The internet can take the credit (or blame) for a number of things. International communication. Abundant free porn. Cat memes. The list goes on. However, one of the things that I will always like best about the internet is that it has done a great job at preserving and illuminating the past. Can’t remember a television commercial from your childhood? You will most likely be able to find it on Youtube. Want to learn more about an obscure character actor from the 60s? Odds are, they will have an elaborate fan page dedicated to them. If it existed, odds are it can be found somewhere on the internet.
This has been especially valuable when it comes to the work of illustrators from the past. Aside from a handful of illustrators, much of the quality work that was done in 30s, 40s and 50s had gotten lost in the march of history.
I have to admit, that a little more than a decade ago, I knew very little of the commercial illustration work being done in the mid-20th century. That changed as sites began popping up devoted to bringing the best of this work back into the spotlight. While many aficionados did a lot of good work in this area, one stood out above the rest for me, animator/illustrator Shane Glines.
Shane combines a tireless passion for vintage magazine illustration, with an impeccable taste for really cool stuff (an aesthetic he calls cartoon retro). Over the years, Shane brought the work of so many influential illustrators to my attention, illustrators like Earl Oliver Hurst, Russell Patterson and Roy Nelson. I owe Shane a lot.

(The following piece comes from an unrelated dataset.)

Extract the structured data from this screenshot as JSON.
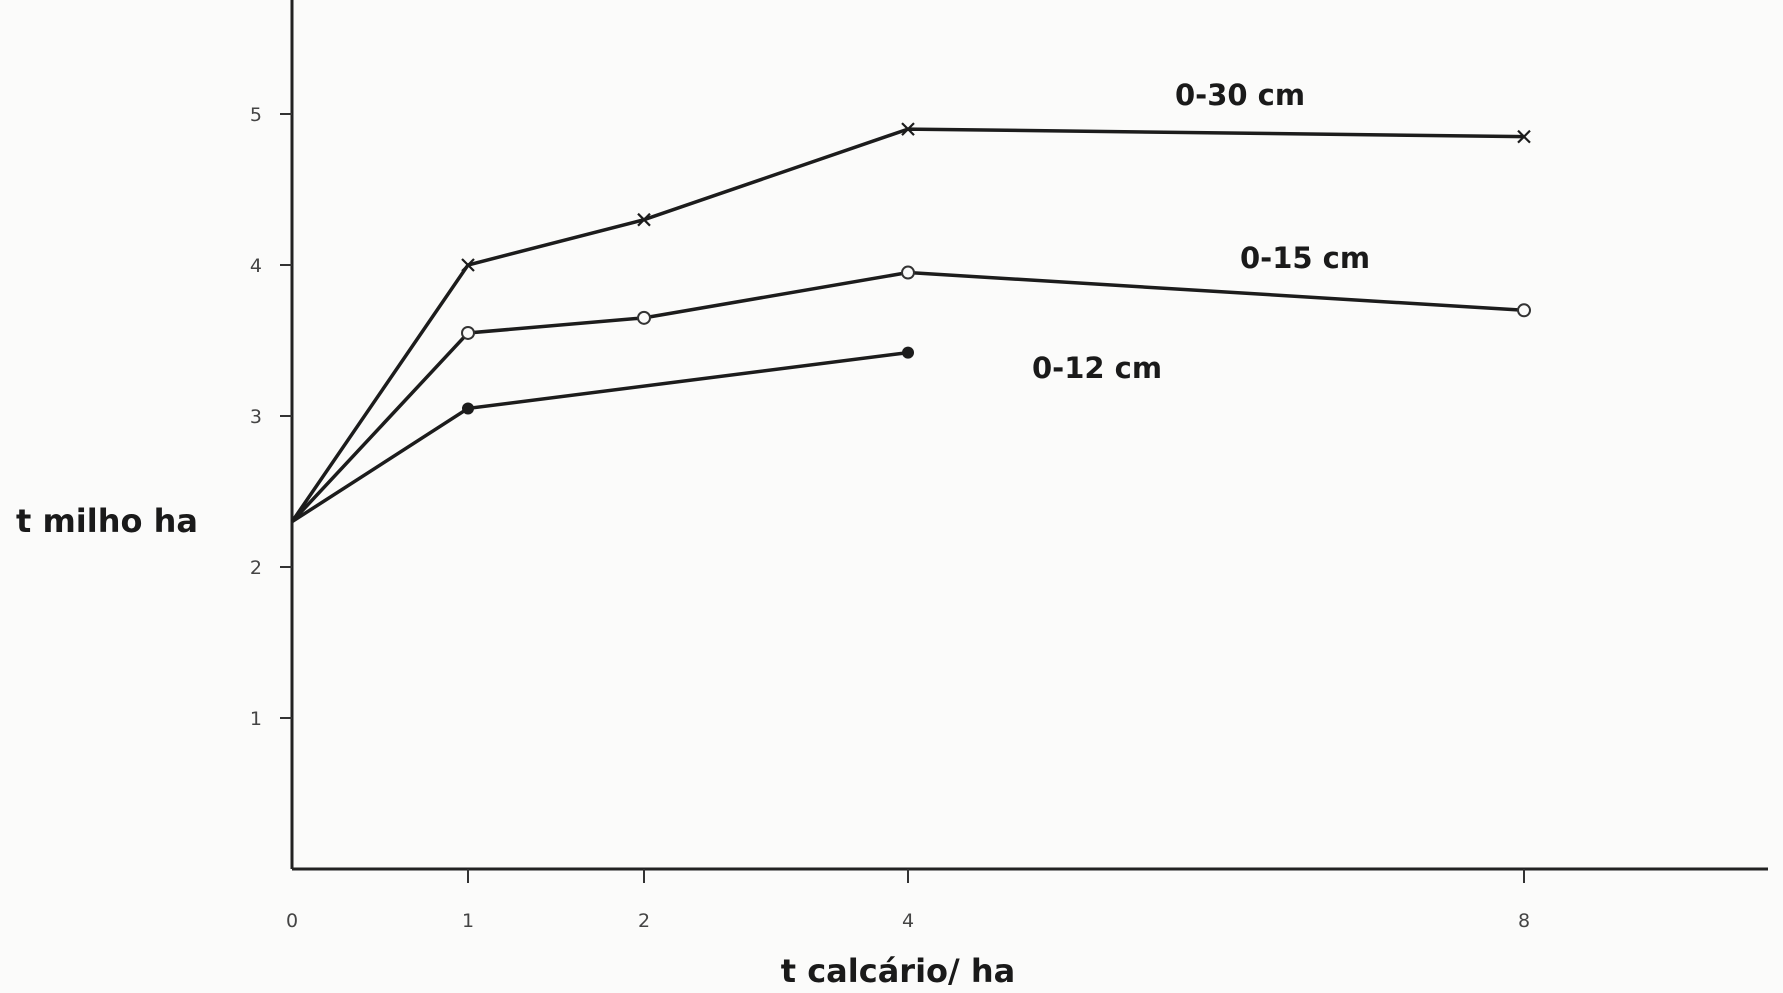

As payback of sorts, I always keep an eye out for interesting vintage magazines whenever I go to a flea market or used bookstore. Let me tell you, unearthing this stuff isn’t easy, and the little I have done of it, has really made appreciate all of the work that guys like Shane do. So if I can add a little bit to the work that they have done, I’m going to do it.
That long preamble brings me to the actual point of this article. Late last year, I bought an old issue of Collier‘s at a local flea market. The issue was from March 18, 1955 and is chock full of really cool illustrations. This should come to no surprise as Collier‘s was one of the premiere showcases for some of the best illustration work of the time. I plan on posting a bunch of artwork from this issue (and others I have stumbled over during the years) in future articles, but for right now, I want to focus on the spot illustrations done by Lowell Hess (another illustrator brought to my attention by Shane Glines) for an article titled “No Nutburgers for Me.”
The article chronicles alternative hamburgers of the time and is written tongue-in-cheek from the perspective of someone outraged that anyone would try to improve upon an American classic. Sprinkled throughout the article are several wonderful illustrations done by Lowell Hess. Hess is one of the most prolific and talented illustrators to work during the 50s. Employing an extremely appealing cartoon style, Hess’ work displays tremendous craftsmanship and a whole lot of fun.
I can go and on about these illustrations, but they pretty much speak for themselves. I love how economical these drawings are. There is just as much information here that is needed to deliver the gag, and nothing more. All of Hess’ characters in these drawings have a lot of life and energy. You definitely get a sense that Hess got as much fun and satisfaction drawing the various “props” in these illustrations as he did drawing the people.
If you enjoy Lowell Hess’ work as much as I do, definitely take a look at his website. He had a long and extremely successful career, but he isn’t as widely known today as some of his more popular peers. Let’s see if we can change that.